Cette loi autonómica se distingue par son large soutien et son consensus fort, s’appuyant sur les échecs des expériences antérieures et en évitant une approche purement fiscale sans accords entre les parties prenantes. Le temps dira quelle formule est la plus adaptée, mais l’orientation privilégie des mécanismes de marché encadrés par une coordination publique renforcée.
« Menos burocracia, más seguridad », résume l’approche andalouse: moins de contraintes administratives, davantage de garanties pour construire. Cette démarche mise sur l’efficacité opérationnelle et la transparence pour stimuler une offre capable de répondre à la demande et d’infléchir la courbe des prix.
Quelles leçons pour la France ?
À l’échelle française, ces expériences offrent plusieurs enseignements pour la crise du logement et la loi logement.
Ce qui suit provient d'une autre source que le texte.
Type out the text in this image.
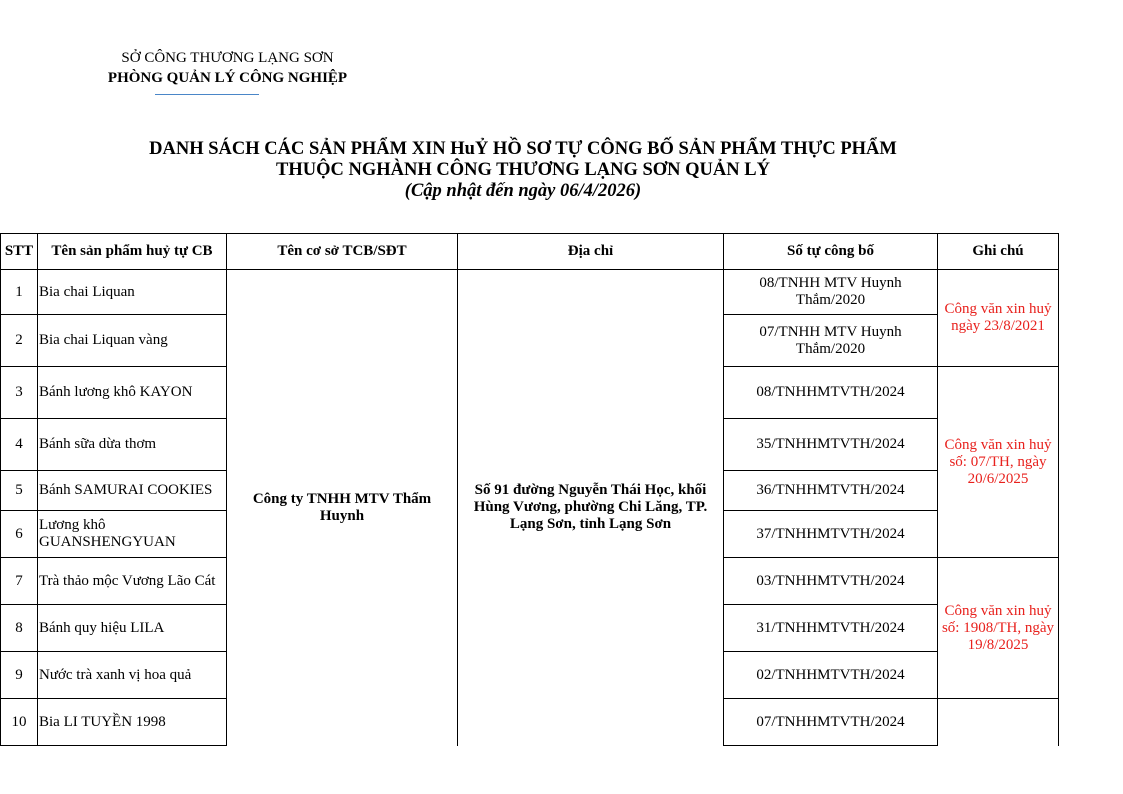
SỞ CÔNG THƯƠNG LẠNG SƠN
PHÒNG QUẢN LÝ CÔNG NGHIỆP
DANH SÁCH CÁC SẢN PHẨM XIN HuỶ HỒ SƠ TỰ CÔNG BỐ SẢN PHẨM THỰC PHẨM
THUỘC NGHÀNH CÔNG THƯƠNG LẠNG SƠN QUẢN LÝ
(Cập nhật đến ngày 06/4/2026)
STT	Tên sản phẩm huỷ tự CB	Tên cơ sở TCB/SĐT	Địa chỉ	Số tự công bố	Ghi chú
1	Bia chai Liquan	Công ty TNHH MTV Thẩm Huynh	Số 91 đường Nguyễn Thái Học, khối Hùng Vương, phường Chi Lăng, TP. Lạng Sơn, tỉnh Lạng Sơn	08/TNHH MTV Huynh Thắm/2020	Công văn xin huỷ ngày 23/8/2021
2	Bia chai Liquan vàng			07/TNHH MTV Huynh Thắm/2020	
3	Bánh lương khô KAYON			08/TNHHMTVTH/2024	Công văn xin huỷ số: 07/TH, ngày 20/6/2025
4	Bánh sữa dừa thơm			35/TNHHMTVTH/2024	
5	Bánh SAMURAI COOKIES			36/TNHHMTVTH/2024	
6	Lương khô GUANSHENGYUAN			37/TNHHMTVTH/2024	
7	Trà thảo mộc Vương Lão Cát			03/TNHHMTVTH/2024	Công văn xin huỷ số: 1908/TH, ngày 19/8/2025
8	Bánh quy hiệu LILA			31/TNHHMTVTH/2024	
9	Nước trà xanh vị hoa quả			02/TNHHMTVTH/2024	
10	Bia LI TUYỀN 1998			07/TNHHMTVTH/2024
L’idée générale consiste à rapprocher les acteurs publics et privés, tout en réduisant les obstacles administratifs et en sécurisant les résultats concrets pour les locataires et les acheteurs.
- Favoriser des partenariats public-privé robustes pour accélérer les projets de logements abordables, en particulier dans les zones tendues.
- Mettre en place une réserve foncière dédiée au logement abordable afin de libérer rapidement des terrains constructibles.
- Simplifier les procédures et clarifier les règles d’urbanisme pour réduire les retards et les coûts des projets.
- Créer des portails d’information destinés à suivre les programmes et à informer les citoyens sur l’offre disponible.
- Éviter une approche purement punitive sur le plan fiscal et rechercher des mécanismes de consensus entre les différents acteurs du secteur.
En somme, l’option française pourrait s’inspirer d’un équilibre entre incitations et cadre réglementaire, afin d’augmenter l’offre sans provoquer d’incertitudes supplémentaires, et en plaçant la sécurité juridique et l’efficacité au cœur des projets de logement abordable et de loi logement.
Dans tous les cas, les résultats dépendront de la mise en œuvre concrète sur le terrain et de la capacité à réunir les acteurs autour d’un objectif commun: offrir un logement abordable suffisant pour répondre à une demande constante, et ce, sans retomber dans des dynamiques idéologiques qui freinent l’investissement et la construction.